Bem, acho que há momentos em que a infidelidade é o melhor para todos os envolvidos em uma relação, mesmo que seja antiético.
BBC – Sobre outro assunto, queria pedir sua opinião sobre o que parece ser uma tendência entre pessoas de novas gerações, millennials e geração Z, que afirmam ter menos interesse por sexo.
Savage – É interessante. Como o sexo ficou mais fácil, algumas pessoas não o priorizam mais. Há muito mais pornografia disponível, muito mais experiências sexuais possíveis e mediadas pela tecnologia, como sexo virtual pela câmera. Há relacionamentos que as pessoas podem desenvolver com estranhos na internet, trocando mensagens o tempo todo.
Antes do surgimento da tecnologia, se você quisesse viver sua sexualidade, teria que encontrar um parceiro que quisesse ficar nu com você. Isso pode ser intimidador. Há pessoas que se sentem mais seguras na internet e outras que simplesmente decidem não fazer sexo.
Uma geração atrás, havia pessoas que faziam sexo sem necessariamente querer ou não se sentindo tão excitadas. Existe agora um senso de identidade construído em torno de ter pouco ou nenhum sexo, e isso é visto como algo positivo.
Como eu disse, liberdade é poder tomar suas próprias decisões. Algumas pessoas com essa liberdade escolherão ter muitos parceiros sexuais, outras terão um relacionamento monogâmico e algumas escolherão ter poucos ou nenhum parceiro sexual.
BBC – Por que você acha que os gays se comunicam melhor sobre sexo do que os casais heterossexuais?
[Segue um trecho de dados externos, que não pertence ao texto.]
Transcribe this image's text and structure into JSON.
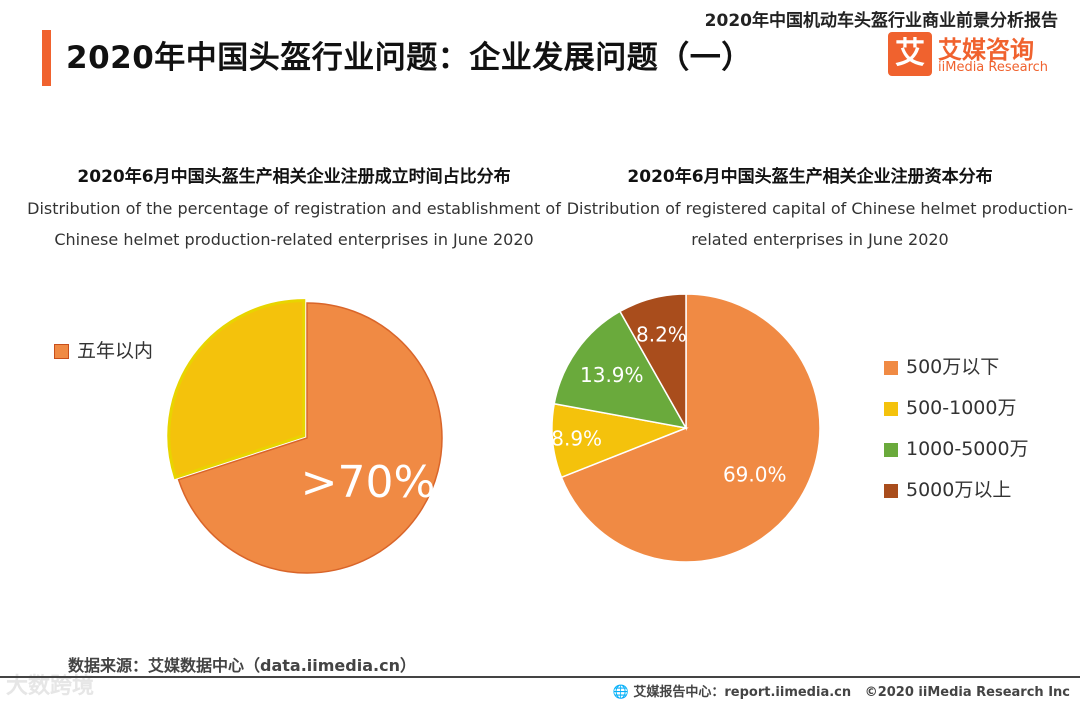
{
  "header": {
    "report_title": "2020年中国机动车头盔行业商业前景分析报告",
    "page_title": "2020年中国头盔行业问题：企业发展问题（一）",
    "logo_mark": "艾",
    "logo_cn": "艾媒咨询",
    "logo_en": "iiMedia Research"
  },
  "colors": {
    "accent": "#f0622e",
    "orange": "#f08a44",
    "yellow": "#f4c20c",
    "green": "#6aaa3c",
    "brown": "#a94d1c"
  },
  "chart_data": [
    {
      "type": "pie",
      "title": "2020年6月中国头盔生产相关企业注册成立时间占比分布",
      "subtitle": "Distribution of the percentage of registration and establishment of Chinese helmet production-related enterprises in June 2020",
      "categories": [
        "五年以内"
      ],
      "values": [
        70
      ],
      "remainder": 30,
      "data_label": ">70%",
      "legend": [
        "五年以内"
      ],
      "legend_position": "left"
    },
    {
      "type": "pie",
      "title": "2020年6月中国头盔生产相关企业注册资本分布",
      "subtitle": "Distribution of registered capital of Chinese helmet production-related enterprises in June 2020",
      "categories": [
        "500万以下",
        "500-1000万",
        "1000-5000万",
        "5000万以上"
      ],
      "values": [
        69.0,
        8.9,
        13.9,
        8.2
      ],
      "data_labels": [
        "69.0%",
        "8.9%",
        "13.9%",
        "8.2%"
      ],
      "legend_position": "right"
    }
  ],
  "footer": {
    "source": "数据来源：艾媒数据中心（data.iimedia.cn）",
    "center": "艾媒报告中心：report.iimedia.cn",
    "copyright": "©2020  iiMedia Research  Inc",
    "watermark": "大数跨境"
  }
}
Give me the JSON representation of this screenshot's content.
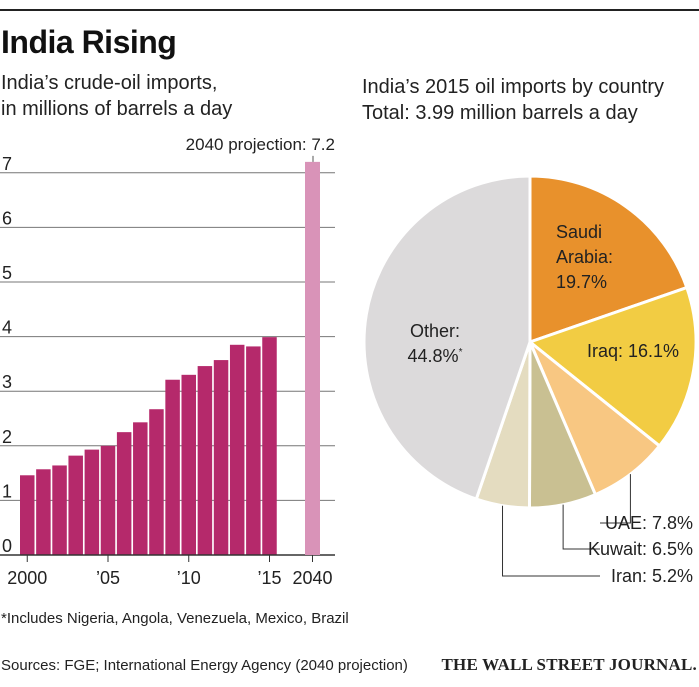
{
  "header": {
    "title": "India Rising"
  },
  "chart_data": [
    {
      "type": "bar",
      "title_lines": [
        "India’s crude-oil imports,",
        "in millions of barrels a day"
      ],
      "x": [
        2000,
        2001,
        2002,
        2003,
        2004,
        2005,
        2006,
        2007,
        2008,
        2009,
        2010,
        2011,
        2012,
        2013,
        2014,
        2015
      ],
      "values": [
        1.46,
        1.57,
        1.64,
        1.82,
        1.93,
        2.0,
        2.25,
        2.43,
        2.67,
        3.21,
        3.3,
        3.46,
        3.57,
        3.85,
        3.82,
        3.99
      ],
      "projection": {
        "x": 2040,
        "value": 7.2,
        "label": "2040 projection: 7.2"
      },
      "x_tick_labels": [
        "2000",
        "’05",
        "’10",
        "’15",
        "2040"
      ],
      "y_tick_labels": [
        "0",
        "1",
        "2",
        "3",
        "4",
        "5",
        "6",
        "7"
      ],
      "ylim": [
        0,
        7.3
      ],
      "grid": true,
      "colors": {
        "bars": "#b5296b",
        "projection": "#d993b8",
        "grid": "#777777",
        "baseline": "#333333"
      }
    },
    {
      "type": "pie",
      "title_lines": [
        "India’s 2015 oil imports by country",
        "Total: 3.99 million barrels a day"
      ],
      "slices": [
        {
          "label_lines": [
            "Saudi",
            "Arabia:",
            "19.7%"
          ],
          "value": 19.7,
          "color": "#e8912c"
        },
        {
          "label_lines": [
            "Iraq: 16.1%"
          ],
          "value": 16.1,
          "color": "#f2cc43"
        },
        {
          "label_lines": [
            "UAE: 7.8%"
          ],
          "value": 7.8,
          "color": "#f8c782"
        },
        {
          "label_lines": [
            "Kuwait: 6.5%"
          ],
          "value": 6.5,
          "color": "#c9c092"
        },
        {
          "label_lines": [
            "Iran: 5.2%"
          ],
          "value": 5.2,
          "color": "#e4dcc0"
        },
        {
          "label_lines": [
            "Other:",
            "44.8%"
          ],
          "value": 44.8,
          "color": "#dcdadb",
          "footnote_mark": "*"
        }
      ]
    }
  ],
  "footer": {
    "footnote": "*Includes Nigeria, Angola, Venezuela, Mexico, Brazil",
    "sources": "Sources: FGE; International Energy Agency (2040 projection)",
    "credit": "THE WALL STREET JOURNAL."
  }
}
Savage – Os autores mais famosos que escrevem sobre relacionamentos dirão que nada torna o sexo melhor do que uma boa comunicação. O problema com muitas pessoas heterossexuais é que a comunicação termina com o consentimento. Elas concordam em fazer sexo e depois param de falar sobre isso, porque o que acontece a seguir é presumido: eles vão ter relações sexuais pela vagina.
Mas quando dois homens vão para a cama, após o consentimento obtido, a conversa começa, porque o que acontece a seguir não pode ser presumido. Talvez se possa supor que haverá sexo anal, da mesma forma que pode acontecer com um casal heterossexual, mas então surgiria a questão de quem vai ser penetrado.
As pessoas homossexuais, portanto, se comunicam sobre sexo de uma forma que as pessoas heterossexuais podem fazer também, mas não o fazem.
Não é que sejamos seres humanos melhores, é que não podemos evitar essas conversas. E nesse ponto, você pode descartar qualquer coisa que não queira — por exemplo, dizer que você só quer masturbação mútua ou sexo oral, ou que não está pronto para sexo anal.
BBC – Em seus 30 anos como colunista, você se arrependeu de alguma coisa que escreveu?
Savage – Sim. Comecei a escrever minha coluna Savage Love na década de 1990. Havia uma tendência de que, para chamar a atenção, você tinha que ser polêmico ou satírico, tinha que encontrar uma maneira chocar, e isso às vezes envolve um tipo de crueldade. Li colunas que escrevi há 25 anos e acho que fiz todo o possível para ser cruel, e isso é algo que não faço mais.
Por muito tempo neguei a bissexualidade masculina, fiz piadas e fui cruel com isso. Eu me sinto mal quando leio essas colunas. Eu tento ser mais consciente agora.
Como muitas pessoas, eu era menos sensível às questões de gênero, mas também menos sensível à dinâmica de poder nas relações heterossexuais. As mulheres tinham medo de dizer que não queriam se relacionar devido às consequências que isso poderia lhes trazer.
Eu não estava ciente dessas coisas como deveria e como estou agora.